I had just about decided, and had even told my husband, that a certain ongoing project I found myself beginning several years ago just doesn't seem worth the fight anymore. It doesn't seem that I make any difference. I feel swallowed up except for an ultrathin shaft of light at the end of the tunnel. It seems all but closed up sometimes.
Then a sweet lady approached me this weekend and said something to me that gave me hope and makes me think that I've made some sort of impact on that one person. Could there be more?
This morning's Bible reading schedule encouraged me more. I checked it and today's New Testament reading is 2 Timothy 3. Here is the entire chapter, but verse 14 is the one that really spoke to me.
2 Timothy 3 New American Standard Bible (NASB)
3 But realize this, that in the last days difficult times will come. 2 For men will be lovers of self, lovers of money, boastful, arrogant, revilers, disobedient to parents, ungrateful, unholy, 3 unloving, irreconcilable, malicious gossips, without self-control, brutal, [a]haters of good, 4 treacherous, reckless, conceited, lovers of pleasure rather than lovers of God, 5 holding to a form of [b]godliness, although they have denied its power; Avoid such men as these. 6 For among them are those who [c]enter into households and captivate [d]weak women weighed down with sins, led on by various impulses, 7 always learning and never able to come to the [e]knowledge of the truth. 8 Just as Jannes and Jambres opposed Moses, so these men also oppose the truth, men of depraved mind, rejected in regard to the faith. 9 But they will not make further progress; for their folly will be obvious to all, just as [f]Jannes’s and Jambres’s folly was also.

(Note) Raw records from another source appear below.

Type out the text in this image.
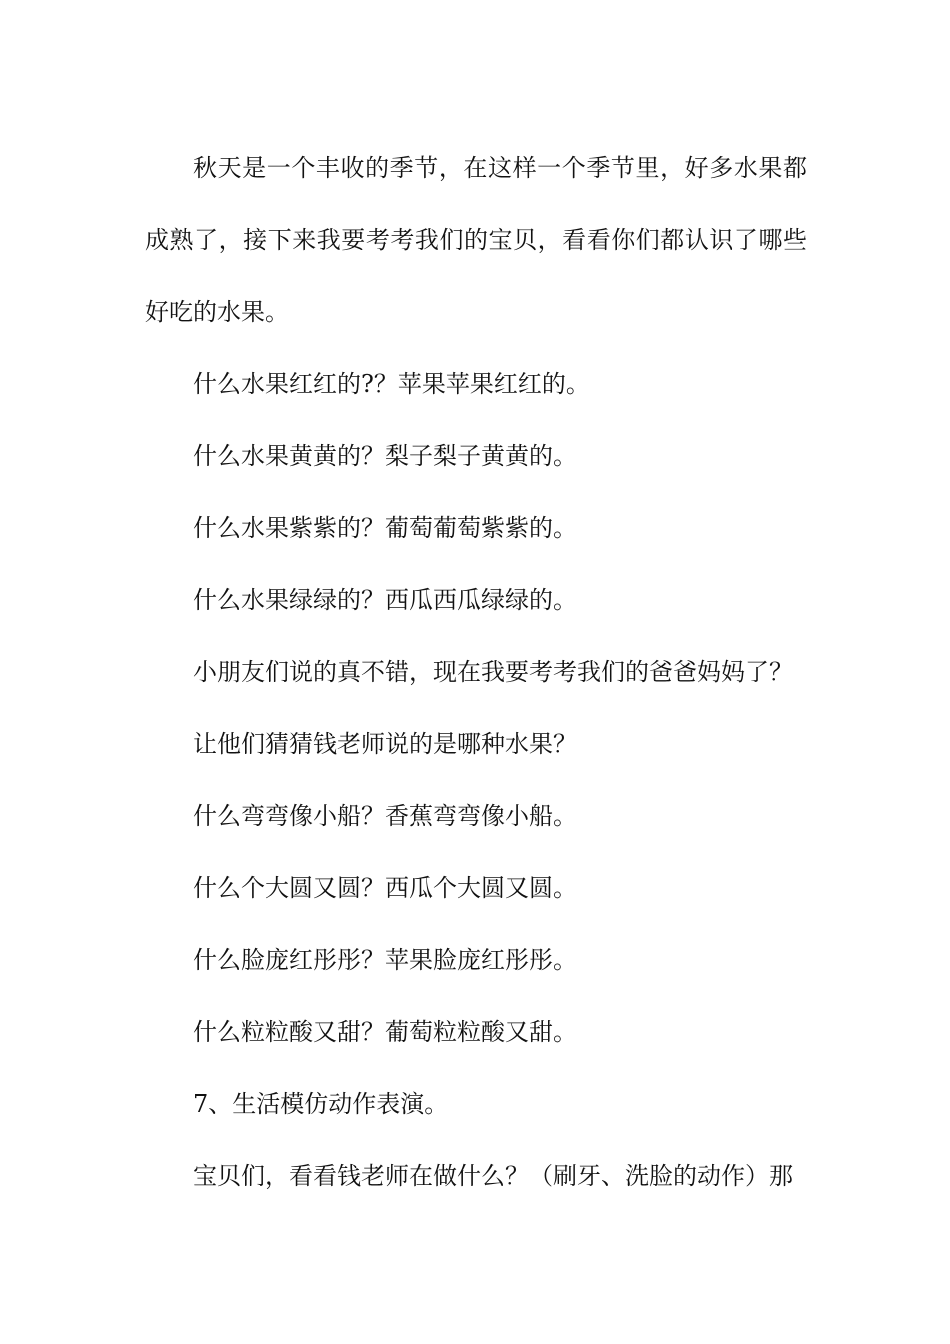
秋天是一个丰收的季节，在这样一个季节里，好多水果都成熟了，接下来我要考考我们的宝贝，看看你们都认识了哪些好吃的水果。

什么水果红红的?？苹果苹果红红的。

什么水果黄黄的？梨子梨子黄黄的。

什么水果紫紫的？葡萄葡萄紫紫的。

什么水果绿绿的？西瓜西瓜绿绿的。

小朋友们说的真不错，现在我要考考我们的爸爸妈妈了？

让他们猜猜钱老师说的是哪种水果？

什么弯弯像小船？香蕉弯弯像小船。

什么个大圆又圆？西瓜个大圆又圆。

什么脸庞红彤彤？苹果脸庞红彤彤。

什么粒粒酸又甜？葡萄粒粒酸又甜。

7、生活模仿动作表演。

宝贝们，看看钱老师在做什么？（刷牙、洗脸的动作）那
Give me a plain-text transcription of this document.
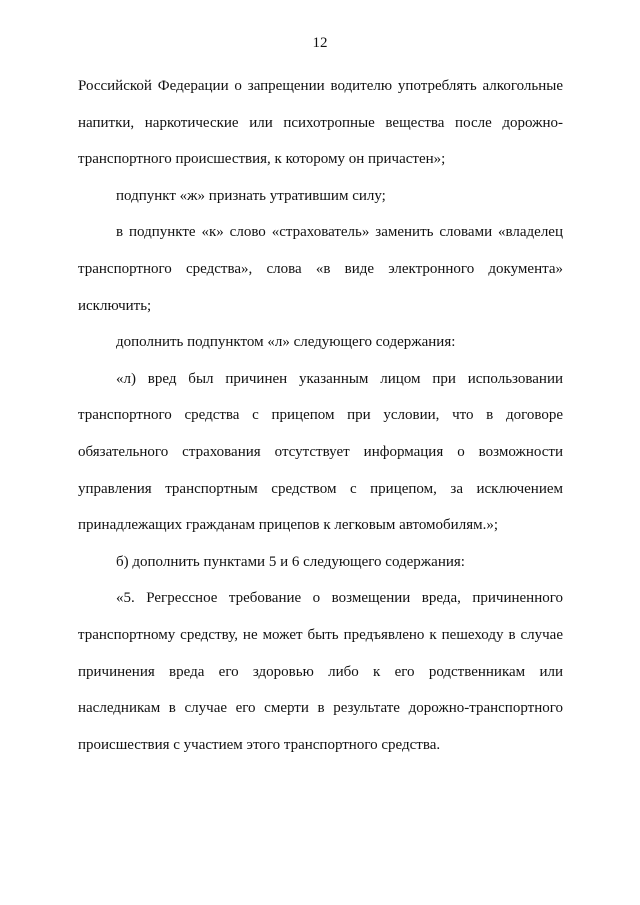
12

Российской Федерации о запрещении водителю употреблять алкогольные напитки, наркотические или психотропные вещества после дорожно-транспортного происшествия, к которому он причастен»;

подпункт «ж» признать утратившим силу;

в подпункте «к» слово «страхователь» заменить словами «владелец транспортного средства», слова «в виде электронного документа» исключить;

дополнить подпунктом «л» следующего содержания:

«л) вред был причинен указанным лицом при использовании транспортного средства с прицепом при условии, что в договоре обязательного страхования отсутствует информация о возможности управления транспортным средством с прицепом, за исключением принадлежащих гражданам прицепов к легковым автомобилям.»;

б) дополнить пунктами 5 и 6 следующего содержания:

«5. Регрессное требование о возмещении вреда, причиненного транспортному средству, не может быть предъявлено к пешеходу в случае причинения вреда его здоровью либо к его родственникам или наследникам в случае его смерти в результате дорожно-транспортного происшествия с участием этого транспортного средства.
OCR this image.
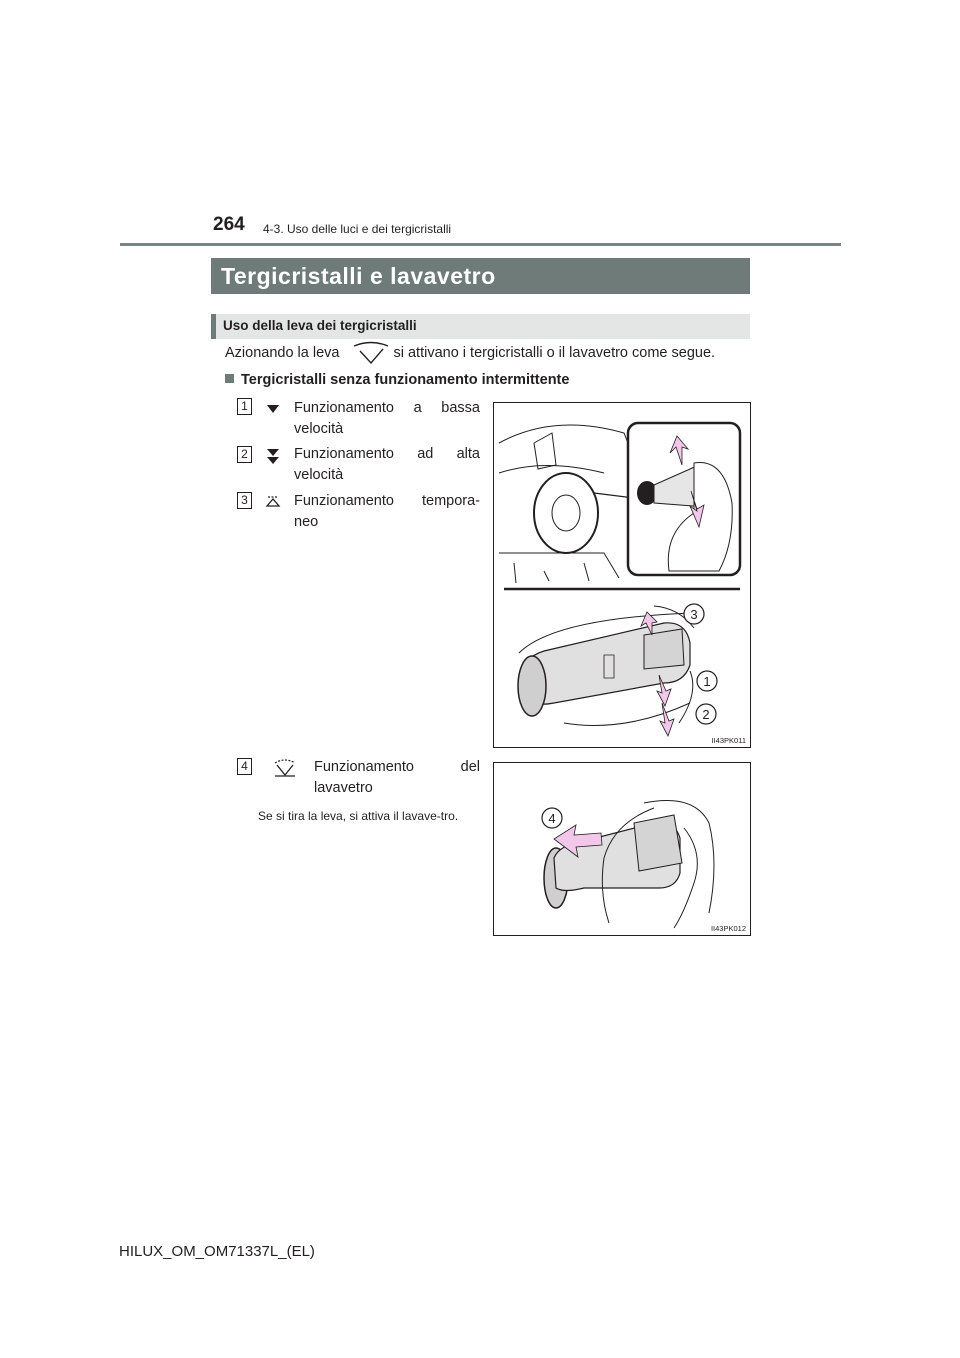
264 4-3. Uso delle luci e dei tergicristalli
Tergicristalli e lavavetro
Uso della leva dei tergicristalli
Azionando la leva	si attivano i tergicristalli o il lavavetro come segue.
Tergicristalli senza funzionamento intermittente
1	Funzionamento a bassa velocità
2	Funzionamento ad alta velocità
3	Funzionamento tempora-neo
3
1
2
II43PK011
4	Funzionamento del lavavetro
Se si tira la leva, si attiva il lavave-tro.	4
II43PK012
HILUX_OM_OM71337L_(EL)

10 Now you followed my teaching, conduct, purpose, faith, patience, love, [g]perseverance, 11 persecutions, and sufferings, such as happened to me at Antioch, at Iconium and at Lystra; what persecutions I endured, and out of them all the Lord rescued me! 12 Indeed, all who desire to live godly in Christ Jesus will be persecuted. 13 But evil men and impostors will proceed from bad to worse, deceiving and being deceived. 14 You, however, continue in the things you have learned and become convinced of, knowing from whom you have learned them, 15 and that from childhood you have known the sacred writings which are able to give you the wisdom that leads to salvation through faith which is in Christ Jesus. 16 All Scripture is [h]inspired by God and profitable for teaching, for reproof, for correction, for [i]training in righteousness; 17 so that the man of God may be adequate, equipped for every good work.
I see the evidence of verses 1-5 all around me. I'm even able to secretly pin names on most of the negative attributes listed there. Maybe I'm not supposed to do that, but I do, not revealing them to others but knowing that these things are true for many people right now. And I believe these ARE the last days.
I don't know if I'll continue on this project or not. Maybe writing this blog indicates that I will...or that I never gave it up...or that these recent encouragements have made me pick it back up. I don't know, but I'll keep praying and asking God to show me what to do. The road is long and hard and the persecution goes completely against my sanguine temperament, but as Paul said, I look forward, fighting for the prize.